ICW Tagih Komitmen Presiden Soal Pajak Grup Bakrie
"Penyidik bisa bertindak obyektif jika ada dukungan politik."
Wakil Koordinator Indonesia Corruption Watch (ICW) Adnan Topan Husodo menagih komitmen Presiden Susilo Bambang Yudhoyono untuk menuntaskan kasus pajak tiga perusahaan Grup Bakrie, yakni PT Bumi Resources, PT Arutmin Indonesia, dan PT Kaltim Prima Coal (KPC). "Dimensi politik kasus ini sangat mempengaruhi penyelesaiannya," kata Adnan kepada Tempo kemarin.
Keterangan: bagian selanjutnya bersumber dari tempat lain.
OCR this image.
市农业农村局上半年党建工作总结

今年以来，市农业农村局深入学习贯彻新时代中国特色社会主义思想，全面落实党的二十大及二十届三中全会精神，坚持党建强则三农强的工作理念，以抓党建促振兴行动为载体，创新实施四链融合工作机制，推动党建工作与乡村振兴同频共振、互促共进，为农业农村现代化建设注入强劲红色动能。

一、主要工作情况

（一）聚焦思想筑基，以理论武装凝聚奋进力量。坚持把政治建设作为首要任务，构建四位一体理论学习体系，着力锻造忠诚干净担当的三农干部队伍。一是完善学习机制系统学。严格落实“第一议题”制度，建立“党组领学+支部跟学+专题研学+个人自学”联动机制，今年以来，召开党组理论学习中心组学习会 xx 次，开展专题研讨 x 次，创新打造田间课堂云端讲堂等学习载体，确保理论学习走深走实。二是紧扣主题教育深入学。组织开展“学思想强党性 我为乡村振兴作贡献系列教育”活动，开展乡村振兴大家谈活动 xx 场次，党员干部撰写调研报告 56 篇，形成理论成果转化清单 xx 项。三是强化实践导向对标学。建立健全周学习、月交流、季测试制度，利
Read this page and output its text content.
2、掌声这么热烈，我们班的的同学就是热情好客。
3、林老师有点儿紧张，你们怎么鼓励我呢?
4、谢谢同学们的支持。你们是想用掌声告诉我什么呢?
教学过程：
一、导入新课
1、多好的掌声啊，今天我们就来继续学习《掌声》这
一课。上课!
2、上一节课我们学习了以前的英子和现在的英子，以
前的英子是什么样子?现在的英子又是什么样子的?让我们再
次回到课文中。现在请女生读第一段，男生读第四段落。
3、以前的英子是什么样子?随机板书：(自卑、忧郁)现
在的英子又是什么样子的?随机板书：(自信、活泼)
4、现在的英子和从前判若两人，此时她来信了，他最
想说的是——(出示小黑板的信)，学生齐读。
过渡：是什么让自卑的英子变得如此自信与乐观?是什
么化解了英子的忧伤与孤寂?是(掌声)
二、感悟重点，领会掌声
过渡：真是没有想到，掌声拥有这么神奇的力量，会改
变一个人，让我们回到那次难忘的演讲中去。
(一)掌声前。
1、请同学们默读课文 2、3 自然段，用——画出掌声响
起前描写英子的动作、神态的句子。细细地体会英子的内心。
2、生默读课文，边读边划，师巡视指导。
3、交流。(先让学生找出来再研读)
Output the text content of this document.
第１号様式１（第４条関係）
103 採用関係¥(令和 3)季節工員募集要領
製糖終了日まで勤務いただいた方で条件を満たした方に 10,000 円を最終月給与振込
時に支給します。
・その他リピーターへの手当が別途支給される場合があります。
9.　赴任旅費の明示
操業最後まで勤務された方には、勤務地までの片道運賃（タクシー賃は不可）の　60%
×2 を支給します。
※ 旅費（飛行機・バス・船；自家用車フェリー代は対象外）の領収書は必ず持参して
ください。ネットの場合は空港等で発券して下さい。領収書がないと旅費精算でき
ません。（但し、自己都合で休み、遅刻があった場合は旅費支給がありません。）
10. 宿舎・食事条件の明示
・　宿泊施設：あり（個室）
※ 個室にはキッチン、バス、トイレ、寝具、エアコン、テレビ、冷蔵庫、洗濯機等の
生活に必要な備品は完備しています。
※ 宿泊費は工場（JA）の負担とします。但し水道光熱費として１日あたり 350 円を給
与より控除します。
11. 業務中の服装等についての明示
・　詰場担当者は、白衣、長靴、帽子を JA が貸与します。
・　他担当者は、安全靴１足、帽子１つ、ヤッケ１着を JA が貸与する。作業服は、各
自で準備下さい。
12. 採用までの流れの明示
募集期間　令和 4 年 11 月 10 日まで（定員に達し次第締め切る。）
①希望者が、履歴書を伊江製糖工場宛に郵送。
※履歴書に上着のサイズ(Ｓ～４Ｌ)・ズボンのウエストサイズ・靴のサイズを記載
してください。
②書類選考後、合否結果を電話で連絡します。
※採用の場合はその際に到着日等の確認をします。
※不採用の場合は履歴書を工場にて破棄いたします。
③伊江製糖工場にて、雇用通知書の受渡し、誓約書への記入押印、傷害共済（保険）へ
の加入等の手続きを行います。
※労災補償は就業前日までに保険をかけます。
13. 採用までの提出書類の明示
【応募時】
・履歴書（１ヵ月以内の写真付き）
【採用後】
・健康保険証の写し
Menurut Adnan, putusan pengadilan pajak yang tidak dapat menerima gugatan Bumi Resources terhadap Direktorat Jenderal Pajak menunjukkan penuntasan kasus ini tidak lagi terletak pada masalah teknis. Meski Aburizal Bakrie sering menyatakan tidak lagi terkait dengan perusahaan keluarga, posisinya sebagai Ketua Umum Golkar tetap berpengaruh dalam penyelesaian kasus ini.
Adnan mengatakan Presiden harus menegaskan komitmennya untuk tidak memberi toleransi terhadap pengemplang pajak. Tanpa dukungan Presiden, dia khawatir penyidik pajak tertekan secara psikologis. "Penyidik pajak bisa bertindak obyektif jika ada dukungan politik. Jika tidak ada dukungan, kasihan Ditjen Pajak yang pengaruh politiknya kecil," katanya.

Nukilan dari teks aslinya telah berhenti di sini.